Jefferson Pinder: Hyde Park Art Center
Jefferson Pinder’s first Chicago exhibition, “Onyx Odyssey,” is ambitious and nuanced, shying away from depicting a singular black experience in favor of a fluctuating and ambiguous study of American society. Above the gallery’s entrance is Gauntlet, 2015, a cluster of charred police batons strung by invisible wires. On the other side of the room hangs POTUS, 2015, a white neon drawing of President Obama’s eyes. The gaze is as cool as a billboard, conjuring a dream where anyone can succeed. Between these works stands Monolith (Dream Catcher), 2015, a collection of African masks piled inside a one-way glass vitrine with blue light. The masks remain hard to see but are seductive, slipping between a nonspecific archetypal group and a tomb of individuated faces.

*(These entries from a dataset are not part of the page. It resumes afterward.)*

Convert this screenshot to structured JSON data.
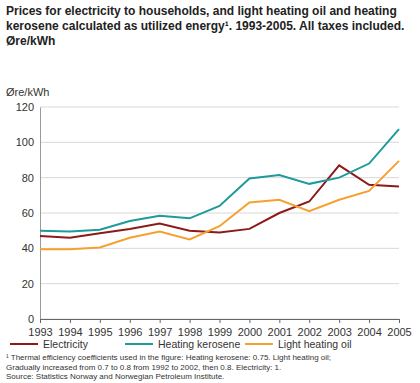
{
  "chart_data": {
    "type": "line",
    "title": "Prices for electricity to households, and light heating oil and heating kerosene calculated as utilized energy¹. 1993-2005. All taxes included. Øre/kWh",
    "y_label": "Øre/kWh",
    "categories": [
      "1993",
      "1994",
      "1995",
      "1996",
      "1997",
      "1998",
      "1999",
      "2000",
      "2001",
      "2002",
      "2003",
      "2004",
      "2005"
    ],
    "series": [
      {
        "name": "Electricity",
        "color": "#8b1a1a",
        "values": [
          47,
          46,
          48.5,
          51,
          54,
          50,
          49,
          51,
          60,
          66.5,
          87,
          76,
          75
        ]
      },
      {
        "name": "Heating kerosene",
        "color": "#1f9a9a",
        "values": [
          50,
          49.5,
          50.5,
          55.5,
          58.5,
          57,
          64,
          79.5,
          81.5,
          76.5,
          80,
          88,
          107.5
        ]
      },
      {
        "name": "Light heating oil",
        "color": "#f5a030",
        "values": [
          39.5,
          39.5,
          40.5,
          46,
          49.5,
          45,
          52.5,
          66,
          67.5,
          61,
          67.5,
          72.5,
          89.5
        ]
      }
    ],
    "ylim": [
      0,
      120
    ],
    "yticks": [
      0,
      20,
      40,
      60,
      80,
      100,
      120
    ],
    "grid": true,
    "legend": "bottom",
    "annotations": [
      "¹ Thermal efficiency coefficients used in the figure: Heating kerosene: 0.75. Light heating oil;",
      "Gradually increased from 0.7 to 0.8 from 1992 to 2002, then 0.8. Electricity: 1.",
      "Source: Statistics Norway and Norwegian Petroleum Institute."
    ]
  }
}
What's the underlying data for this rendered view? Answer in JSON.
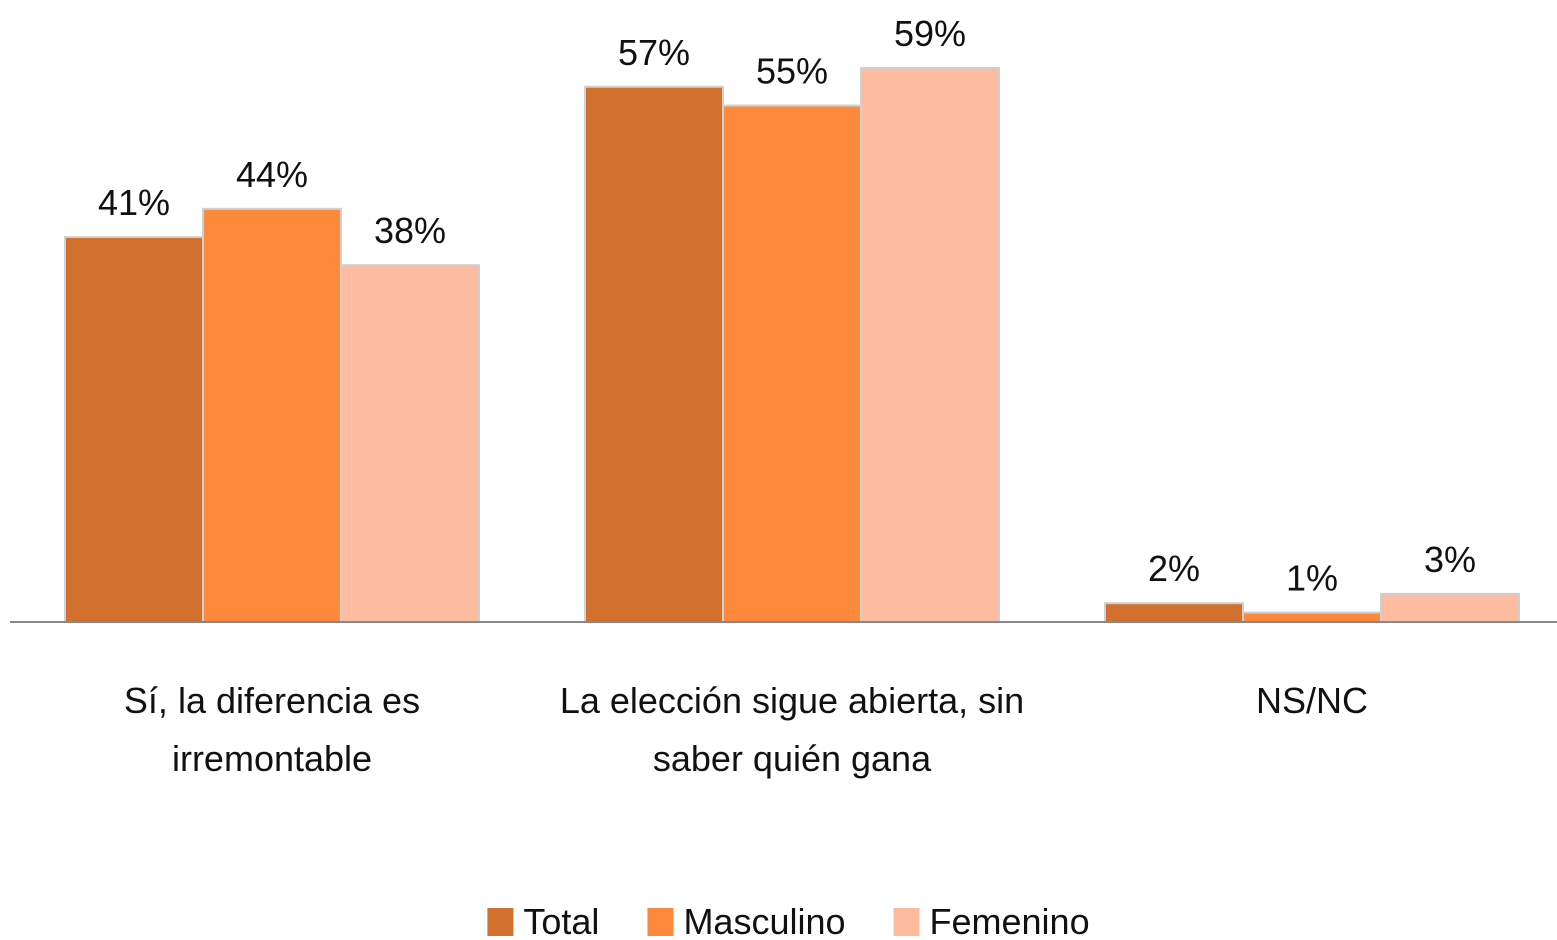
{
  "chart_data": {
    "type": "bar",
    "categories": [
      "Sí, la diferencia es irremontable",
      "La elección sigue abierta, sin saber quién gana",
      "NS/NC"
    ],
    "series": [
      {
        "name": "Total",
        "color": "#d2702e",
        "values": [
          41,
          57,
          2
        ],
        "value_labels": [
          "41%",
          "57%",
          "2%"
        ]
      },
      {
        "name": "Masculino",
        "color": "#fd8a3c",
        "values": [
          44,
          55,
          1
        ],
        "value_labels": [
          "44%",
          "55%",
          "1%"
        ]
      },
      {
        "name": "Femenino",
        "color": "#fdbba0",
        "values": [
          38,
          59,
          3
        ],
        "value_labels": [
          "38%",
          "59%",
          "3%"
        ]
      }
    ],
    "legend": "bottom"
  }
}
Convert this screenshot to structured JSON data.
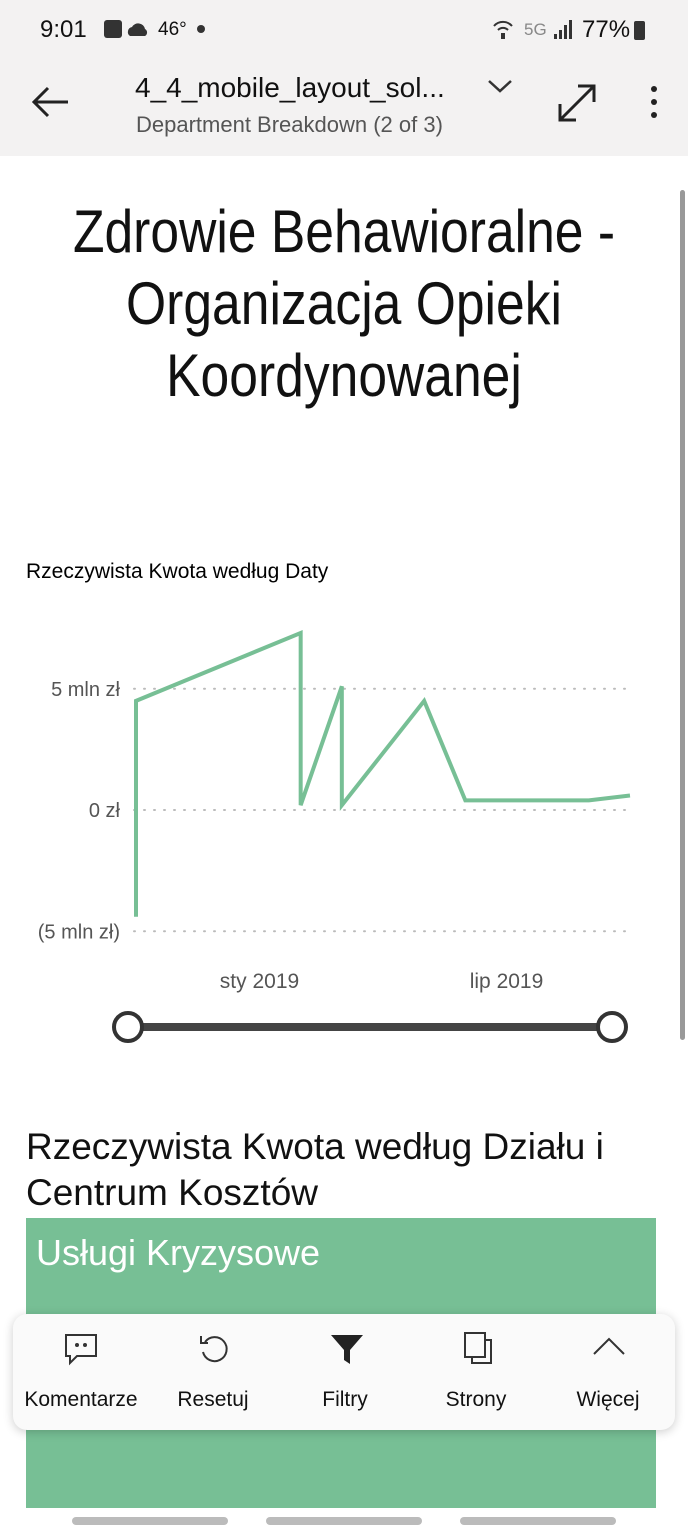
{
  "status_bar": {
    "time": "9:01",
    "temperature": "46°",
    "network": "5G",
    "battery": "77%"
  },
  "header": {
    "title": "4_4_mobile_layout_sol...",
    "subtitle": "Department Breakdown (2 of 3)"
  },
  "report_title": "Zdrowie Behawioralne - Organizacja Opieki Koordynowanej",
  "chart_data": {
    "type": "line",
    "title": "Rzeczywista Kwota według Daty",
    "x": [
      "2018-10",
      "2018-10",
      "2019-02",
      "2019-02",
      "2019-03",
      "2019-03",
      "2019-05",
      "2019-06",
      "2019-07",
      "2019-09",
      "2019-10"
    ],
    "series": [
      {
        "color": "#77bf95",
        "values": [
          -4400000,
          4500000,
          7300000,
          200000,
          5100000,
          200000,
          4500000,
          400000,
          400000,
          400000,
          600000
        ]
      }
    ],
    "xlim": [
      "2018-10",
      "2019-10"
    ],
    "xticks": [
      {
        "value": "2019-01",
        "label": "sty 2019"
      },
      {
        "value": "2019-07",
        "label": "lip 2019"
      }
    ],
    "ylim": [
      -5400000,
      8000000
    ],
    "yticks": [
      {
        "value": -5000000,
        "label": "(5 mln zł)"
      },
      {
        "value": 0,
        "label": "0 zł"
      },
      {
        "value": 5000000,
        "label": "5 mln zł"
      }
    ],
    "grid": true
  },
  "treemap": {
    "title": "Rzeczywista Kwota według Działu i Centrum Kosztów",
    "color": "#77bf95",
    "tiles": [
      {
        "label": "Usługi Kryzysowe"
      }
    ]
  },
  "toolbar": {
    "items": [
      "Komentarze",
      "Resetuj",
      "Filtry",
      "Strony",
      "Więcej"
    ]
  }
}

Monolith (Dream Catcher) reflects Assimilated, 2009, another white neon outline of the human body rising from a pile of coal on the ground. Even in its ambivalent transcendence, a hierarchical juxtaposition of black and white remains.
Celebratory moments occur as well, as with Pinder’s two-channel cinematic interpretation of Du Bois’s 1911 historical pageant, The Star of Ethiopia. Here, a veiled woman in a white dress soars through Chicago’s South Side with euphoric ease. Or high above POTUS, projected through windows onto the street, a multi-channel video titled Countermeasure, 2015, loops with a break-dancing crew’s translation of gestures from Black Lives Matter protests. Unlike the vitrine, the collected gestures are accessible and unfixed, marking a collective refusal of injustice.